In April of 2005 BMI will mark the tenth anniversary of the music industry's first license for the digital performance of music over the internet. During those 10 years, BMI has collected over ten million dollars in license fees for digital media, including a multiplicity of uses on the internet. We have distributed over two million dollars in royalties for ringtones alone over the past two years and the growth in this arena is exponential. A new plan to bundle digital rights may have the unintended effect of putting that royalty stream at risk.

BMI and its fellow performing right organizations, and their digital licensing customers have created an orderly marketplace. In fact, a performing right license is the easiest for music users to obtain. A customer has only to ask BMI or ASCAP for a license and one will be automatically granted, pursuant to their consent decrees. A wide spectrum of lawmakers and policy experts, from the Cato Institute to the Electronic Frontier Foundation, to members of Congress and the U.S. Copyright Office have endorsed the collective administration of rights and the blanket license as used by the Performing Rights Organizations as the preferred business model for licensing in the digital age.

Last year, BMI's digital licensing revenues grew by more than 70%. We have signed marketplace-driven long-term agreements for more than 3,700 outlets for digital music including more than 200 ringtone and mobile entertainment providers. Each quarter BMI processes hundreds of millions of digital performances and reports internet and ringtone royalties with transparency to our writers and publishers. In this fast-growing marketplace, BMI, a non-profit making entity, has become a paradigm of the trusted broker creating a marketplace with a state-of the art management system at a very low administrative cost, and a high level of customer service. Our sister collecting societies in Europe and Asia, where the ringtone market is more developed, have paid out hundreds of millions of dollars to songwriters and copyright owners over the past several years.

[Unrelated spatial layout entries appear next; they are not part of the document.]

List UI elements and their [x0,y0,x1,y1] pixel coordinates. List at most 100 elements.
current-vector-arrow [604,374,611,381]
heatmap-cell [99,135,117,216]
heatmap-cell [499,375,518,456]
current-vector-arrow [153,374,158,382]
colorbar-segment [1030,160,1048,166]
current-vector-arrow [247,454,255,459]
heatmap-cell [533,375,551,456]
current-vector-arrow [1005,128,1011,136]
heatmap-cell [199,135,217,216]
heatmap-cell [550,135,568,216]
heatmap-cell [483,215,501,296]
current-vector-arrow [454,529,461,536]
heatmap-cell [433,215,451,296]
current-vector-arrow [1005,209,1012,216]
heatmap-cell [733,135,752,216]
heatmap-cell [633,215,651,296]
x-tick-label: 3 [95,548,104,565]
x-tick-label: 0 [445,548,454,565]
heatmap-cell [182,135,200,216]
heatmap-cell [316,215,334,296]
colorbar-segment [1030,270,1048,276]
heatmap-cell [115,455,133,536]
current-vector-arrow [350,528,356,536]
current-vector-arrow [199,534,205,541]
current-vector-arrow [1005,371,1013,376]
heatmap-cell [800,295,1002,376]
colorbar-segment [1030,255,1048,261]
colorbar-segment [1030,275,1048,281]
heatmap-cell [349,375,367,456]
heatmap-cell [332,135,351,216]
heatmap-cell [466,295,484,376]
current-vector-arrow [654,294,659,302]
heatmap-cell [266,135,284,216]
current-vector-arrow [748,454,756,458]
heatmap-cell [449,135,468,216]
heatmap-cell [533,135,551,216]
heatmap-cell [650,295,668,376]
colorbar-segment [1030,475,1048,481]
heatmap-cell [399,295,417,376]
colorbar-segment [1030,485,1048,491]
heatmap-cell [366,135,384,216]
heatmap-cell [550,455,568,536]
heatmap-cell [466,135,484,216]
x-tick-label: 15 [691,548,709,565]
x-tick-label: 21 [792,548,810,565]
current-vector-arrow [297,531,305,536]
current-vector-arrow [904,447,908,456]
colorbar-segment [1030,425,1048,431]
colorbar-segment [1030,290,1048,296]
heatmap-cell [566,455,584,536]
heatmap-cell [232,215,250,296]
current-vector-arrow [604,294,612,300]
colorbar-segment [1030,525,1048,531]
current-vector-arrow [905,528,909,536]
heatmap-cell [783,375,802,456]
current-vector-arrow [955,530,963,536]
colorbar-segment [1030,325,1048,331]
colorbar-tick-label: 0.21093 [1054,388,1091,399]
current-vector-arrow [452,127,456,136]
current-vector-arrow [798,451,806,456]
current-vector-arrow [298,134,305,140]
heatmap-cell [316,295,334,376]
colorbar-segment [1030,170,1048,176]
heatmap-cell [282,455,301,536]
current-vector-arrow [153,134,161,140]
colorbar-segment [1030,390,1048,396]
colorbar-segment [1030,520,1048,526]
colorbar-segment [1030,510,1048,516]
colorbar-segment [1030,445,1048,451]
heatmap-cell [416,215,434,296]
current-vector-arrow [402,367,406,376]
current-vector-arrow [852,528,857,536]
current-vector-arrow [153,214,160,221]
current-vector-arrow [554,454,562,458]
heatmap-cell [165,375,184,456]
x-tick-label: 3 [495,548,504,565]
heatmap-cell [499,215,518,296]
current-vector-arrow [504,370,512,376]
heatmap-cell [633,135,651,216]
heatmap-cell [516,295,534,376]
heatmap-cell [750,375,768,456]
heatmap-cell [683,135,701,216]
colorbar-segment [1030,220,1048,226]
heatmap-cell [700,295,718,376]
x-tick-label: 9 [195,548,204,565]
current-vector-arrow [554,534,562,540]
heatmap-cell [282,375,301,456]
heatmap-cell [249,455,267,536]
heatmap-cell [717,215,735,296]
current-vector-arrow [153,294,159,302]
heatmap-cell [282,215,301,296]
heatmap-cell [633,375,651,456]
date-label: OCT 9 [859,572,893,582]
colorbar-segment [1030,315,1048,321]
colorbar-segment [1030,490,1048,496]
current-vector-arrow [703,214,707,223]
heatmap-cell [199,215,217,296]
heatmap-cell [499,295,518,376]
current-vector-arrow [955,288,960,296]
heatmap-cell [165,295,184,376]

We understand the challenges of building the market for digital copyrights. While our efforts have focused on establishing an independent value for the performing right, we have also supported our colleagues in music publishing and recorded music as they meet the unique challenge of licensing the mechanical, synchronization and master recording rights. We applaud efforts to simplify and accelerate the licensing of recordings for master ringtones and ringbacks, provided the rights and income of writers and publishers are not compromised.

A recent Billboard commentary announcing a new initiative in this regard was silent on the role of the performing right in their licensing plan. The initiative, however, raises fundamental questions: if performing rights are included, how are they valued in the bundles, and how will the performing right royalties be accounted for and paid to songwriters and music publishers? Are we looking at a business model that circumvents performing rights organizations such as BMI and ASCAP? If so, this may not be real progress for songwriters, composers and publishers.

If the performing right is devalued or negated, then songwriters and composers who rely on their performing right royalties may find their income reduced, or eliminated, in some of the most important future markets for the use of their works. The result: the multiple and distinct income streams that have benefited songwriters, composers, music publishers, recording artists and labels alike are put in jeopardy and a viable marketplace for administration and licensing of music copyrights may be permanently disrupted.

The agreement proposed in the Billboard commentary, and others recently announced, may not include the bundling of the performing right. But, if it is the intention to license the performing right along with other rights, which is an available option, we would certainly hope that the level of royalties flowing to songwriters and music publishers for the performing right would at least match what BMI and other performing right organizations have successfully established over the past several years.

Today, the performing right is alive and well and working to the benefit of songwriters, composers and music publishers in the digital arena. In many cases, it is their economic lifeblood. Let's not tinker with something that's working so well, for so many.